Ирена постоянно читала нелегальные газеты, особенно часто «Информационный бюллетень». Там сообщалось о существовании лагерей смерти – Хелмно, Бельжеца и Собибора. Беженцы из Рижского гетто рассказывали, что массовые расстрелы происходили прямо в пригородных лесах. Из Люблинского гетто евреев депортировали в Бельжец. Из этого лагеря никто никогда не возвращался, и газета называла его «фабрикой смерти»…

Треблинка тоже могла оказаться фабрикой смерти. Там тоже вместо жилых бараков были видны только высокие кирпичные трубы. Члены Юденрата и еврейской полиции, однако, убеждали, что опасаться нечего – мол, это просто пересадочная станция для евреев, направляющихся в «трудовые» лагеря или в лагеря «для перемещенных лиц» где-то на востоке. Но где же этот «восток»? Одни говорили об арабских странах, другие – об Украине. Любые, даже самые невероятные слухи передавались из уст в уста до тех пор, пока в них не начинали верить, как в абсолютную истину.

В понедельник после Кровавой ночи Ирена прочитала новый немецкий плакат с описанием преступных деяний и казни шестидесяти евреев. Текст заканчивался предупреждением:

Расстрелы будут продолжаться до тех пор, пока будут выходить подпольные газеты. Евреи должны сами положить конец этой преступной деятельности.

Всех активистов подполья и сочувствующих взяли на заметку, и Ирена даже начала задумываться, а нет ли и ее имени в списках подозреваемых. Но подпольную прессу запугать не удалось, следующий выпуск еженедельной газеты «Yediot» («Новости» – ивр.) вышел точно в срок и был гораздо толще, чем обычно.

Весной 1942 года в лексикон каждого еврея вошло новое слово – депортация. И это были уже не просто слухи. «Перемещение еврейского населения в трудовые лагеря» активно обсуждалось в официальной прессе. По всей Польше евреев силой «перевозили железнодорожным транспортом» (по определению немцев) или, по словам подпольных изданий, «транспортировали в вагонах для скота»… куда? Эти люди просто-напросто исчезали без следа.

Вечная оптимистка, Ева предпочитала соглашаться с выводами Шмуэля (близкими по смыслу к заявлениям Юденрата и еврейского полицейского корпуса) и верить в трудовые лагеря. Ведь в военное время даже евреи должны представлять для немцев большую ценность. А кроме того, все они были в полной власти у немцев, и гораздо лучше подчиняться, нежели навлекать на себя репрессии.
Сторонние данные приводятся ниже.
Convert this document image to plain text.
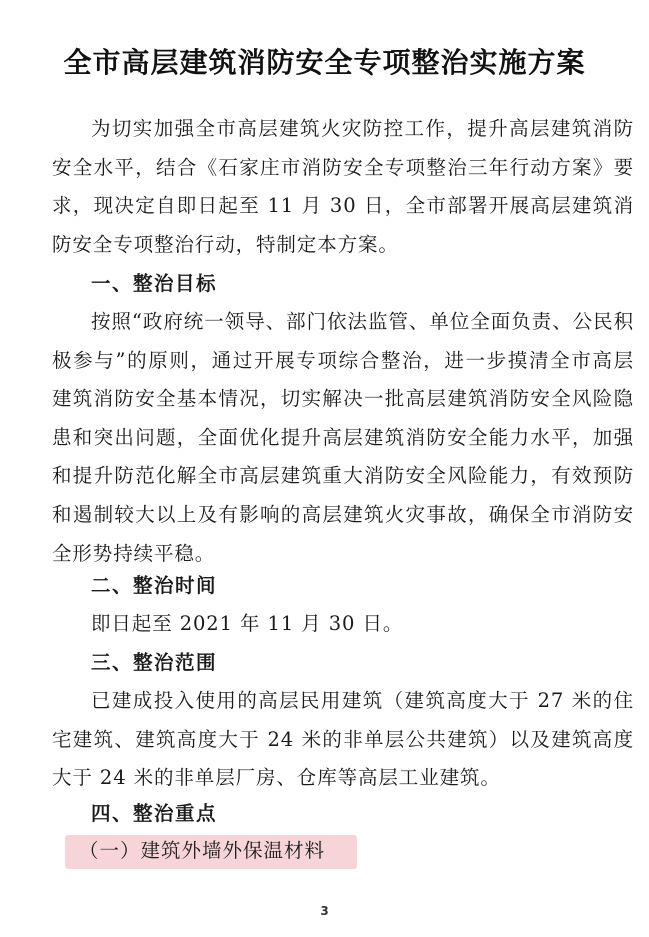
全市高层建筑消防安全专项整治实施方案

为切实加强全市高层建筑火灾防控工作，提升高层建筑消防安全水平，结合《石家庄市消防安全专项整治三年行动方案》要求，现决定自即日起至 11 月 30 日，全市部署开展高层建筑消防安全专项整治行动，特制定本方案。

一、整治目标

按照“政府统一领导、部门依法监管、单位全面负责、公民积极参与”的原则，通过开展专项综合整治，进一步摸清全市高层建筑消防安全基本情况，切实解决一批高层建筑消防安全风险隐患和突出问题，全面优化提升高层建筑消防安全能力水平，加强和提升防范化解全市高层建筑重大消防安全风险能力，有效预防和遏制较大以上及有影响的高层建筑火灾事故，确保全市消防安全形势持续平稳。

二、整治时间

即日起至 2021 年 11 月 30 日。

三、整治范围

已建成投入使用的高层民用建筑（建筑高度大于 27 米的住宅建筑、建筑高度大于 24 米的非单层公共建筑）以及建筑高度大于 24 米的非单层厂房、仓库等高层工业建筑。

四、整治重点

（一）建筑外墙外保温材料

3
Брат Евы Адам, однако, был убежден в том, что немцы решили полностью уничтожить польских евреев и что депортация была равносильна смертному приговору.

Через неделю после Кровавой ночи Ирена зашла в Centos передать Еве деньги и заметила, что та, похоже, уже много ночей не спала. Ирене подумалось, что за полтора года, прошедшие с момента полной изоляции гетто, Ева постарела лет на десять.

– На следующий день после Aktion, – сказала Ева, – из Терезинштадта прибыли тысячи беженцев. У нас не было для них еды, мы не могли их разместить нигде, кроме главной синагоги. Самое странное, что мы дали им лишь крышу над головой, а они были нам благодарны!..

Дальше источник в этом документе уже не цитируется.